Mar 6, 2010

But Dressage Just Isn't That Dangerous

  I cannot even begin to count the number of times I've heard that one before.  So while it is incredibly distressing to hear that Courtney King-Dye has suffered a major head trauma after falling from her horse, I cannot say that I am terribly surprised.  I am flabbergasted at how the majority of dressage riders just dead-on refuse to wear a helmet.  Or wear a helmet for schooling sometimes -- depending on the horse dontcha know -- and never wear one during a show.  I find it troubling and distressing.  I've often spoken on this subject:  it's a bit of a pet topic of mine.  I was one of those kids that watched high-profile dressage riders and thought to myself, I can't wait until I'm old enough to ride without a helmet.  In retrospect, how stupid was I?!  And to tell the truth, the only real reason I feel differently on the subject today is because I had one beloved dressage instructor who ALWAYS wore her helmet, whether she was schooling or whether she rode a Grand Prix test at a show.  She believed in them very strongly, and as I idolized her, I also became a strong supporter of helmets as well.  Seriously, you guys, for no other reason than I just looked up to her.  That's all it comes down to sometimes, and all of these Olympic riders without helmets are just encouraging more of the same.  Except in this case, the tradition the younger generations will carry on is fraught with danger.

When Courtney came to the Syracuse Invitational to do a demonstration/clinic, one of the questions posed to her was in reference to how she felt about helmets in her sport.  She skirted around that issue and I was frankly very irritated with her.  In that demonstration she did wear a helmet, but she never had an honest conversation about how she felt about it, about whether she wore one all the time (most of the time, I believe, was her answer) and whether she felt they should start making an appearance in the show arena at the uppermost levels.  What I'm saying is that she had the perfect opportunity -- an adoring audience, full of teens and college students -- and it was clear she just didn't want to take on the controversy.  And if she wouldn't, who will?  We need some young, high-profile role models in our sport willing to make that stand. 

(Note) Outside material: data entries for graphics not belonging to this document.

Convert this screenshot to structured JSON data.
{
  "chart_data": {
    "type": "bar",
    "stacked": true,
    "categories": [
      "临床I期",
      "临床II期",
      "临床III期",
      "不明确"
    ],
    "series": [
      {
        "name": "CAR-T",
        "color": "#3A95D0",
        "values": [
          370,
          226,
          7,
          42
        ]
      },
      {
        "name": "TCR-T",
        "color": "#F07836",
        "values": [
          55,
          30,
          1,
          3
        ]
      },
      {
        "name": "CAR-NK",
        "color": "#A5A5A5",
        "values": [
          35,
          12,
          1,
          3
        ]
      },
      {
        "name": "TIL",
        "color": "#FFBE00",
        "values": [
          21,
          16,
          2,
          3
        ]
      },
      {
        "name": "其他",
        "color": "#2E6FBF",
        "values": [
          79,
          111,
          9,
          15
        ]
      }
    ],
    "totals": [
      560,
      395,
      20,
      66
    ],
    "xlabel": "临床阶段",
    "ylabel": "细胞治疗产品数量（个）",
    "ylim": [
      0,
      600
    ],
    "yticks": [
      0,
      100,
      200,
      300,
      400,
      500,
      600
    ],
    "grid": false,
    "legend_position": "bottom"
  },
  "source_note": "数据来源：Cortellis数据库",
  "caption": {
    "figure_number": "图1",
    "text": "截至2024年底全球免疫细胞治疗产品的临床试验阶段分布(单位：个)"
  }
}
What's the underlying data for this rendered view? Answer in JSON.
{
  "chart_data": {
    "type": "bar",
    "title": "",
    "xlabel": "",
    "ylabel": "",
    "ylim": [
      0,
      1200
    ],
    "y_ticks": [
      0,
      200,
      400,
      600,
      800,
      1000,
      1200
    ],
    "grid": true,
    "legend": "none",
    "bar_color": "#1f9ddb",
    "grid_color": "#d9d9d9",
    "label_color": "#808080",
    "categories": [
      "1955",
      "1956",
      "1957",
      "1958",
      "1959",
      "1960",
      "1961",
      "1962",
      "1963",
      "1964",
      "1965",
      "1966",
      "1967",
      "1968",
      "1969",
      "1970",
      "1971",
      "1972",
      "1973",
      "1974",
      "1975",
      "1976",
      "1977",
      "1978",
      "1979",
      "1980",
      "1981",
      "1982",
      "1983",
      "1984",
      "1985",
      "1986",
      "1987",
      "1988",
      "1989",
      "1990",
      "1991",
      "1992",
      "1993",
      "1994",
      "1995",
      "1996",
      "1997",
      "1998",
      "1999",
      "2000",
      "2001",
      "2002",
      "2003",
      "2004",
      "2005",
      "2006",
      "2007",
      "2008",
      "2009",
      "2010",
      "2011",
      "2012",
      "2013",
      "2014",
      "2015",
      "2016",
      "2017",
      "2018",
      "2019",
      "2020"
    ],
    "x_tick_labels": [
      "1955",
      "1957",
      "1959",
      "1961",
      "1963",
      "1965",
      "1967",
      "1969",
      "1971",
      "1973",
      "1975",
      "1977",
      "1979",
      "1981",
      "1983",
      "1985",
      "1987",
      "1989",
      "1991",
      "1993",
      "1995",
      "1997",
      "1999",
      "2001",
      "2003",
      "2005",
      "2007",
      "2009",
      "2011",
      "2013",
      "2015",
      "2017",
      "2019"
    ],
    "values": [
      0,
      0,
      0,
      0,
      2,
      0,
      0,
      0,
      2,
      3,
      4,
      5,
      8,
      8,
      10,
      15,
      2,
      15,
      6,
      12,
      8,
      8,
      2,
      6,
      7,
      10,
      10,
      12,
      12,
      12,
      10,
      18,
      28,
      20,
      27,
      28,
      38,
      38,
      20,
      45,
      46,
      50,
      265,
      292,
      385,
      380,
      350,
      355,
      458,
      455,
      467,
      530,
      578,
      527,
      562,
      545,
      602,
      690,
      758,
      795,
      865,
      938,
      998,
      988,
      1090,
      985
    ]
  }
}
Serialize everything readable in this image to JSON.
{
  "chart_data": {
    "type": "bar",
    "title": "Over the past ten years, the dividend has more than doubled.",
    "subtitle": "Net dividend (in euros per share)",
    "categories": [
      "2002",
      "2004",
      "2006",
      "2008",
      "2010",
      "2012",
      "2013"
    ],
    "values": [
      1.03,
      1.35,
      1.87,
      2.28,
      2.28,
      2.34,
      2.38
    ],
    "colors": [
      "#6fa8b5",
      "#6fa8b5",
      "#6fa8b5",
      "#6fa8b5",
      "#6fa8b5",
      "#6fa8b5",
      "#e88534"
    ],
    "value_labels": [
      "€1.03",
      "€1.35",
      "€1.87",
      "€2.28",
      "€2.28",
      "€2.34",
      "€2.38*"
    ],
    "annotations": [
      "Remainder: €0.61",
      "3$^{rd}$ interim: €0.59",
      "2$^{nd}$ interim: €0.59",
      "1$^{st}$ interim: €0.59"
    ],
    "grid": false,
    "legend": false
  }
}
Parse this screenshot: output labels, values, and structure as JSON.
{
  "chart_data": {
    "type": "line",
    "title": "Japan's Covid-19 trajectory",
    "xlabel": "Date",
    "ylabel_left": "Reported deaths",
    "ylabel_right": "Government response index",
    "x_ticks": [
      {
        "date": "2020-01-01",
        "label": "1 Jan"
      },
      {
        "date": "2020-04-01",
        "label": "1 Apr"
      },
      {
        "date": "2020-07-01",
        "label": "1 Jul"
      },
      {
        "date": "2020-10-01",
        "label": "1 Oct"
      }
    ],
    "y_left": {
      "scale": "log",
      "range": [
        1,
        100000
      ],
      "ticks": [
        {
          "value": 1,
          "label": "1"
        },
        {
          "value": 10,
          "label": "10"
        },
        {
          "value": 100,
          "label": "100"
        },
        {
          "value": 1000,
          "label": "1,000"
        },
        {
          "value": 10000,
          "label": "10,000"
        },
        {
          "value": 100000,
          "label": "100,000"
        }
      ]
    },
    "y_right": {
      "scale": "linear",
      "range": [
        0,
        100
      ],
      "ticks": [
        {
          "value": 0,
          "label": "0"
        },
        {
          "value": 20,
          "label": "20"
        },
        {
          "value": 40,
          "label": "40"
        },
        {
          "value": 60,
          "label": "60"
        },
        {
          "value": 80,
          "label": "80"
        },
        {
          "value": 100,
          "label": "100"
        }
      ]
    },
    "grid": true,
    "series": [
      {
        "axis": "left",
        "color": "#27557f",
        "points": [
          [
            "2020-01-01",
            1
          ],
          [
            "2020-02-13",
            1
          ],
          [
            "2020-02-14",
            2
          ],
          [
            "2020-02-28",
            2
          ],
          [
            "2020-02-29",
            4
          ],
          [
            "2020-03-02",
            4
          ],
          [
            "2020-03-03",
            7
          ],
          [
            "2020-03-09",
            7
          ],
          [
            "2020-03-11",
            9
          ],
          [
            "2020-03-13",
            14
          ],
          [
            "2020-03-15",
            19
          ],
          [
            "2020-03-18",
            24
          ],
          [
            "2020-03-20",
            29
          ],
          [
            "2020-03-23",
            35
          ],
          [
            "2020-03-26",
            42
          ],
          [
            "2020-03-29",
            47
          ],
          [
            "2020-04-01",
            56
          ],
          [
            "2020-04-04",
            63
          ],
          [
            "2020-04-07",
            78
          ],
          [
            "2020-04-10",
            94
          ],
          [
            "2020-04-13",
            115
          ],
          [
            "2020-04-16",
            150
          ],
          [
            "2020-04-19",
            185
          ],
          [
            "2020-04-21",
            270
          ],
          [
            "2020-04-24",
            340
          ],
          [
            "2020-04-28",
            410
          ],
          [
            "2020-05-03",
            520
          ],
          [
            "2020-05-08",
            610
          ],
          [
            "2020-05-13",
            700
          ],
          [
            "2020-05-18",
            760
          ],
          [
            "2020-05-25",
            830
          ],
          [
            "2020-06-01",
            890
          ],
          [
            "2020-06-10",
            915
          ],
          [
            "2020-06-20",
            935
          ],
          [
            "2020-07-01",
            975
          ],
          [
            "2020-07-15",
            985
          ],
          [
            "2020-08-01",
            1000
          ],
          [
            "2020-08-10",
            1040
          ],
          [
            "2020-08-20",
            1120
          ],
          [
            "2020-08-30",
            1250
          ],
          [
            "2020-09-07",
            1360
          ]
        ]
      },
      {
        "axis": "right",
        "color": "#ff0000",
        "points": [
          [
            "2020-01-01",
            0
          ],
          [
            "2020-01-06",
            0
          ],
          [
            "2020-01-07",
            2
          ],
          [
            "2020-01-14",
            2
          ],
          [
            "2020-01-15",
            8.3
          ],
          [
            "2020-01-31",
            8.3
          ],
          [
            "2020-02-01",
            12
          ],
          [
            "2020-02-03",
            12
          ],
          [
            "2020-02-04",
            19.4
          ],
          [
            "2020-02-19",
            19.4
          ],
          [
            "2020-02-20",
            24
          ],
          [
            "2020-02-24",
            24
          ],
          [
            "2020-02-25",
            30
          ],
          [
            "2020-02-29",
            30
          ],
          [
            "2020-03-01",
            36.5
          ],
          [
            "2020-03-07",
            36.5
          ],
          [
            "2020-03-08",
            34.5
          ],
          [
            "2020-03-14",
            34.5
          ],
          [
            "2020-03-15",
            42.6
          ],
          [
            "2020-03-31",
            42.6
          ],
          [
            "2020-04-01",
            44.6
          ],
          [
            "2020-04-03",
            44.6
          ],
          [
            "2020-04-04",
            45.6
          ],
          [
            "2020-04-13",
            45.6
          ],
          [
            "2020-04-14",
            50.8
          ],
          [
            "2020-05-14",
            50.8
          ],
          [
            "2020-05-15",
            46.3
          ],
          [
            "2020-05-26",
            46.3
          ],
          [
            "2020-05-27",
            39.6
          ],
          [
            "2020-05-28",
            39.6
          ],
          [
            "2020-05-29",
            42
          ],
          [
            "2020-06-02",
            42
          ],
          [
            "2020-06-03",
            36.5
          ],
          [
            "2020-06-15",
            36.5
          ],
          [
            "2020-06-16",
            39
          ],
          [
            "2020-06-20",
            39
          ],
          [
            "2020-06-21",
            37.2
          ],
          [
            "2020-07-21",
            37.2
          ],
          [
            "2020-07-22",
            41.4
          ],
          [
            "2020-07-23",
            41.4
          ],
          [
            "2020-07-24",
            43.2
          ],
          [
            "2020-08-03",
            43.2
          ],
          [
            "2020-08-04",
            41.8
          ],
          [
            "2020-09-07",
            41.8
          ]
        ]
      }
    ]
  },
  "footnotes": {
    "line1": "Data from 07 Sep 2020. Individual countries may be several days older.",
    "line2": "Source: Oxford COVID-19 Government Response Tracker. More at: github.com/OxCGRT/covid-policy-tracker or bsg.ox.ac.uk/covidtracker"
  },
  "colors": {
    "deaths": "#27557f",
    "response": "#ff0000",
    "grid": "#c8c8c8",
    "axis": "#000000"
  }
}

So now we hear that she was trying out a young horse at her farm, not wearing a helmet, and the horse tripped and fell; she struck her head.  Seriously, why do equestrians do these things to themselves?!  It takes two seconds to put a helmet on.  It might save your life.  The only things, I believe, that would prevent someone from putting a helmet on (especially if you opt to wear one sometimes) is either sheer laziness or fear of looking bad.  I cannot think of another option, unless you are really vain enough to care about how your hair may look afterwards, but because that option is so repulsive I choose to ignore its existence.

And I never, ever want to hear another person tell me:
  • A helmet may still not completely protect you -- No shit!  Does this even warrant a response?!  Where is the logic in disregarding a safety device just because it is not 100% effective.  I'd like to ask them how they feel about their birth control plans.  Maybe we should just do away with those, too, because they're only 99% effective.
  • A helmet may cause you more damage -- Yes, and it is possible someone may lose control of their vehicle today and crash into the side of your house, but the probability that this will occur is likely very slim.
Look, I'm in the reining world now and I wear my helmet.  My instructor doesn't wear one, but she has never said a word against me choosing to do so.  When I show, I will be wearing my helmet.  I may be the only one out there, but it only takes one person to start to make a difference.  The western world is going to need to start making that change, too, and that's going to be an even tougher sell.  I haven't been immersed in this world long enough to know how that will work itself out, but the dressage world already has the reasons to change and the tools to do it (there are some pretty nice looking English safety helmets anymore, I might note).  Until there are high-profile people willing to step up and show in the helmets, it will continue to be the status quo.  And I will continue to have little sympathy for people like Courtney King-Dye.  Don't get me wrong, what has occured is tragic and I feel for her family, but she made a very bad choice for the wrong reasons.  Someone needs to point that out.